Making sense of the NHLPA's statement: What it means and what it doesn't

J.J. Regan
NBC Sports Washington

On Friday, hockey took a step towards returning, albeit a small one.

The NHLPA released a statement on Friday night saying the executive board "has authorized further negotiations with the NHL on a 24-team return to play format to determine the winner of the 2020 Stanley Cup. Several details remain to be negotiated and an agreement on the format would still be subject to the parties reaching agreement on all issues relevant to resuming play.‚Äč"

You may be confused by this statement and that is certainly understandable. Here's a breakdown of what this statement actually means.

What the NHLPA agreed to

  • 24 teams

  • Top four teams per conference get a bye with seeding determined by round-robin games

  • The remaining teams all play a play-in series to advance to the next round

Essentially, the NHLPA agreed to the basics of a 24-team format, but that's it.


What the NHLPA did not agree to

  • To restart the season

  • Any timeline or specific date to restart the season

  • Health and safety protocols

Don't take Friday's announcement to mean that the league is back and that it's time to bust out your jerseys and gear up for the playoffs. We are still a long way off from that. All the major questions about safety protocols, testing and how isolated the teams will be throughout the postseason are just some of the myriad of issues yet to be decided on.  Plus, there are also still a number of issues with the playoff format that will still need to be determined as well such as whether teams will advance as a bracket or if they will be reseeded each round.

Also, the format itself is still subject to change. The NHLPA couched their approval by saying it still could be tweaked once all those other issues are discussed.
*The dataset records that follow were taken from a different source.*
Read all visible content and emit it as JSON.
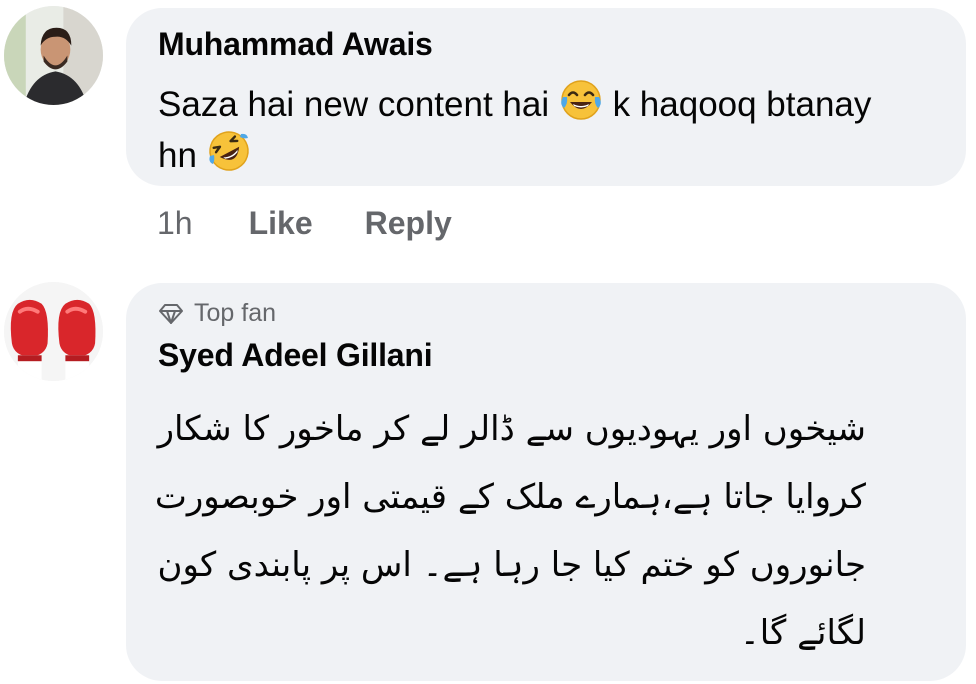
{
  "comments": [
    {
      "author": "Muhammad Awais",
      "text_before_emoji": "Saza hai new content hai",
      "emoji_1": "face-with-tears-of-joy-icon",
      "text_middle": " k haqooq btanay hn ",
      "emoji_2": "rolling-on-floor-laughing-icon",
      "time": "1h",
      "like_label": "Like",
      "reply_label": "Reply"
    },
    {
      "badge": "Top fan",
      "badge_icon": "diamond-icon",
      "author": "Syed Adeel Gillani",
      "text": "شیخوں اور یہودیوں سے ڈالر لے کر ماخور کا شکار کروایا جاتا ہے،ہمارے ملک کے قیمتی اور خوبصورت جانوروں کو ختم کیا جا رہا ہے۔ اس پر پابندی کون لگائے گا۔"
    }
  ],
  "colors": {
    "bubble": "#f0f2f5",
    "secondary_text": "#65676b",
    "primary_text": "#050505"
  }
}
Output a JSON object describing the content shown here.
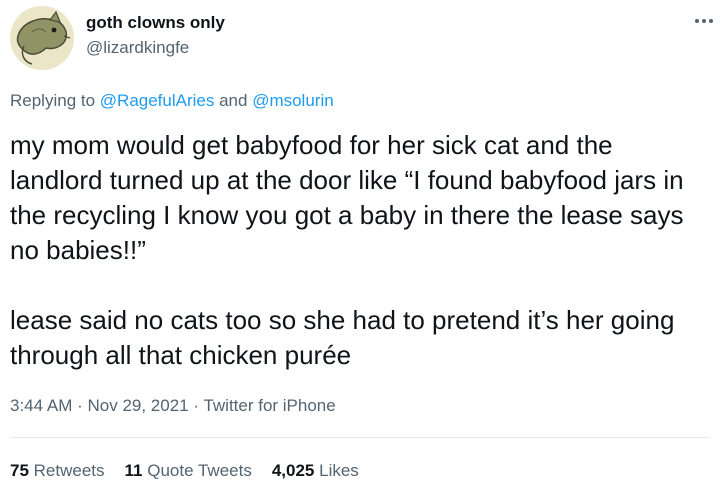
{
  "author": {
    "display_name": "goth clowns only",
    "handle": "@lizardkingfe",
    "avatar_icon": "possum-drawing-avatar"
  },
  "more_icon": "more-options-icon",
  "reply": {
    "prefix": "Replying to ",
    "mention_1": "@RagefulAries",
    "separator": " and ",
    "mention_2": "@msolurin"
  },
  "tweet": {
    "paragraph_1": "my mom would get babyfood for her sick cat and the landlord turned up at the door like “I found babyfood jars in the recycling I know you got a baby in there the lease says no babies!!”",
    "paragraph_2": "lease said no cats too so she had to pretend it’s her going through all that chicken purée"
  },
  "meta": {
    "time": "3:44 AM",
    "dot": " · ",
    "date": "Nov 29, 2021",
    "source": "Twitter for iPhone"
  },
  "stats": {
    "retweets_count": "75",
    "retweets_label": "Retweets",
    "quotes_count": "11",
    "quotes_label": "Quote Tweets",
    "likes_count": "4,025",
    "likes_label": "Likes"
  },
  "colors": {
    "link_blue": "#1d9bf0",
    "secondary_text": "#536471",
    "primary_text": "#0f1419"
  }
}
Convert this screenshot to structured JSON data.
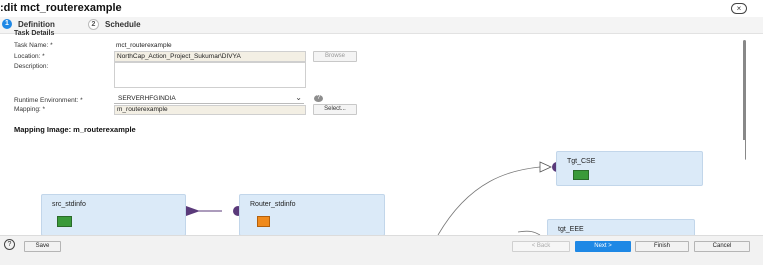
{
  "window": {
    "title": ":dit mct_routerexample",
    "close_label": "×"
  },
  "steps": [
    {
      "number": "1",
      "label": "Definition"
    },
    {
      "number": "2",
      "label": "Schedule"
    }
  ],
  "form": {
    "section_title": "Task Details",
    "task_name_label": "Task Name: *",
    "task_name_value": "mct_routerexample",
    "location_label": "Location: *",
    "location_value": "NorthCap_Action_Project_Sukumar\\DIVYA",
    "browse_label": "Browse",
    "description_label": "Description:",
    "description_value": "",
    "runtime_label": "Runtime Environment: *",
    "runtime_value": "SERVERHFGINDIA",
    "help_glyph": "?",
    "mapping_label": "Mapping: *",
    "mapping_value": "m_routerexample",
    "select_label": "Select..."
  },
  "mapping_image": {
    "title": "Mapping Image:  m_routerexample",
    "nodes": [
      {
        "name": "src_stdinfo"
      },
      {
        "name": "Router_stdinfo"
      },
      {
        "name": "Tgt_CSE"
      },
      {
        "name": "tgt_EEE"
      }
    ]
  },
  "footer": {
    "help_glyph": "?",
    "save_label": "Save",
    "back_label": "< Back",
    "next_label": "Next >",
    "finish_label": "Finish",
    "cancel_label": "Cancel"
  },
  "colors": {
    "accent": "#1e88e5",
    "node_fill": "#dbeaf8",
    "connector": "#5a3a7a",
    "readonly_field": "#f3efe4"
  }
}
So what does this all really mean?

The NHLPA's very carefully worded statement makes it clear that essentially nothing is set in stone just yet, but there are a few things we can take away from this as fairly reasonable conclusions. First, the season for the bottom seven teams in the NHL -- the Detroit Red Wings, Ottawa Senators, San Jose Sharks, Los Angeles Kings, Anaheim Ducks, New Jersey Devils and Buffalo Sabres -- is over and so then is the regular season. There is also a chance that this could reignite the league's desire for an early draft.
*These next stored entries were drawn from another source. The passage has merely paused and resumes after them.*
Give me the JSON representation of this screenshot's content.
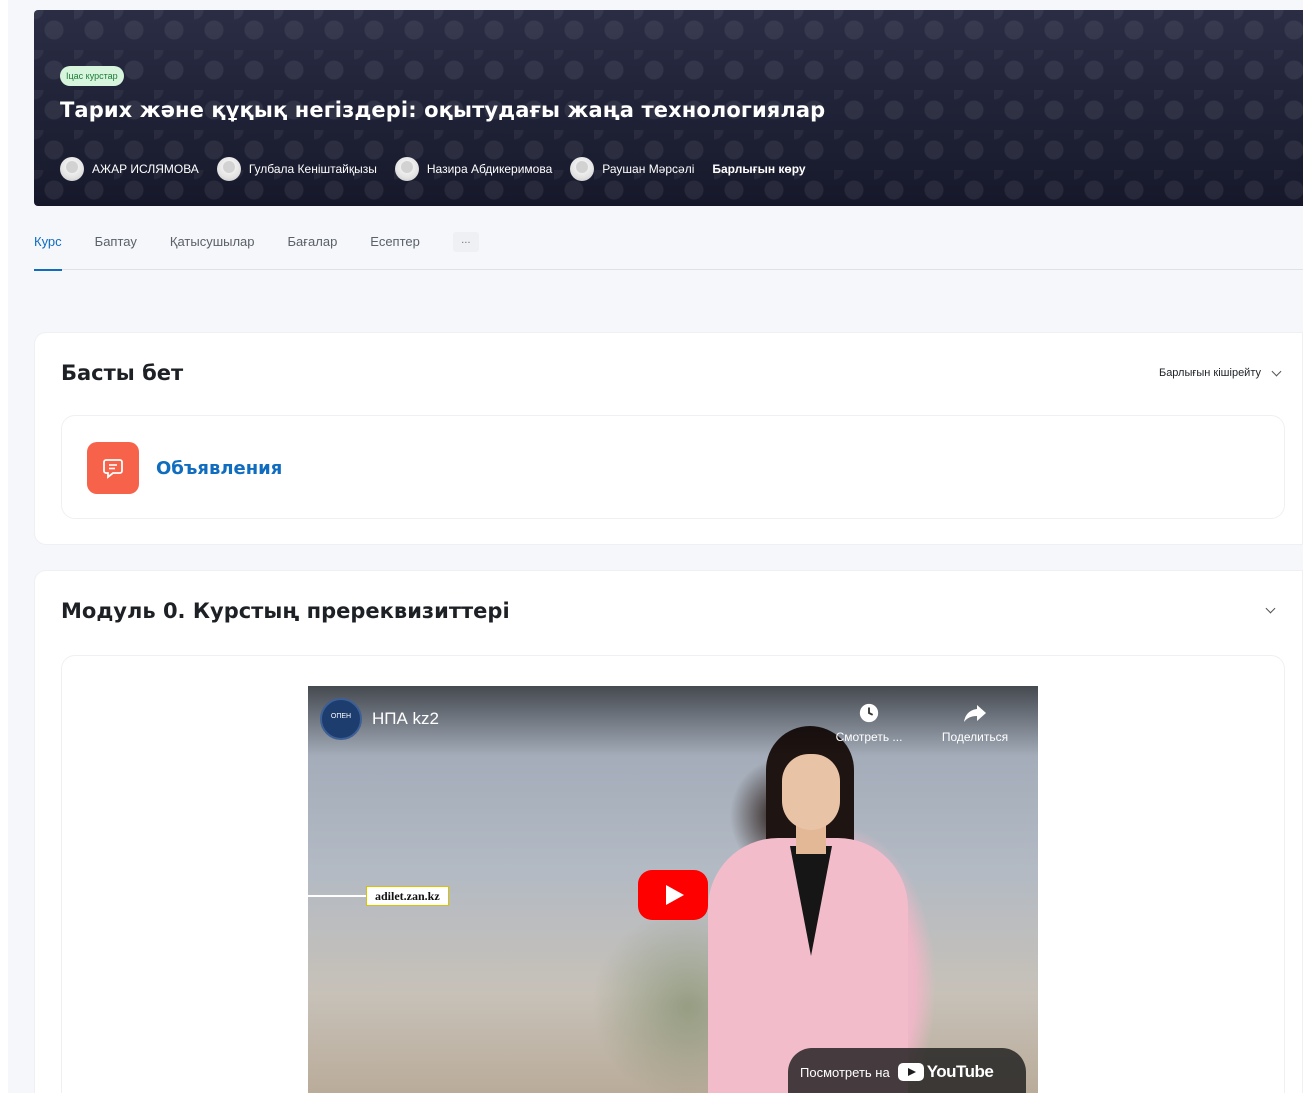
{
  "header": {
    "badge": "Іцас курстар",
    "title": "Тарих және құқық негіздері: оқытудағы жаңа технологиялар",
    "teachers": [
      "АЖАР ИСЛЯМОВА",
      "Гулбала Кеніштайқызы",
      "Назира Абдикеримова",
      "Раушан Мәрсәлі"
    ],
    "see_all": "Барлығын көру"
  },
  "tabs": [
    {
      "label": "Курс",
      "active": true
    },
    {
      "label": "Баптау"
    },
    {
      "label": "Қатысушылар"
    },
    {
      "label": "Бағалар"
    },
    {
      "label": "Есептер"
    }
  ],
  "tabs_more": "...",
  "sections": [
    {
      "title": "Басты бет",
      "collapse_all": "Барлығын кішірейту",
      "activity": {
        "name": "Объявления",
        "icon": "forum-icon"
      }
    },
    {
      "title": "Модуль 0. Курстың пререквизиттері"
    }
  ],
  "video": {
    "channel_logo_text": "ОПЕН",
    "channel_name": "НПА kz2",
    "watch_later": "Смотреть ...",
    "share": "Поделиться",
    "overlay_label": "adilet.zan.kz",
    "watch_on": "Посмотреть на",
    "youtube": "YouTube"
  },
  "colors": {
    "accent": "#0f6cbf",
    "forum_icon": "#f7624b",
    "play_button": "#ff0000"
  }
}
One of the main obstacles to a June draft was the fact that the season had not yet concluded and it was unknown how many teams would be in the playoffs. That made it difficult to determine how to conduct a draft lottery. The 24-team plan will now go to the NHL Board of Governors for approval and, assuming they sign off on this format as agreed to by the NHLPA, we will know the seven teams who will definitely not be in the playoffs which would eliminate any possibility of the lottery winner also being the eventual Stanley Cup champion.

In terms of bringing us closer to the return of hockey, this is a step in the right direction, but just a small one. The other issues such as safety protocols and players' access to their families during the postseason are the much more difficult issues to figure out and still need to be determined before the league can resume play.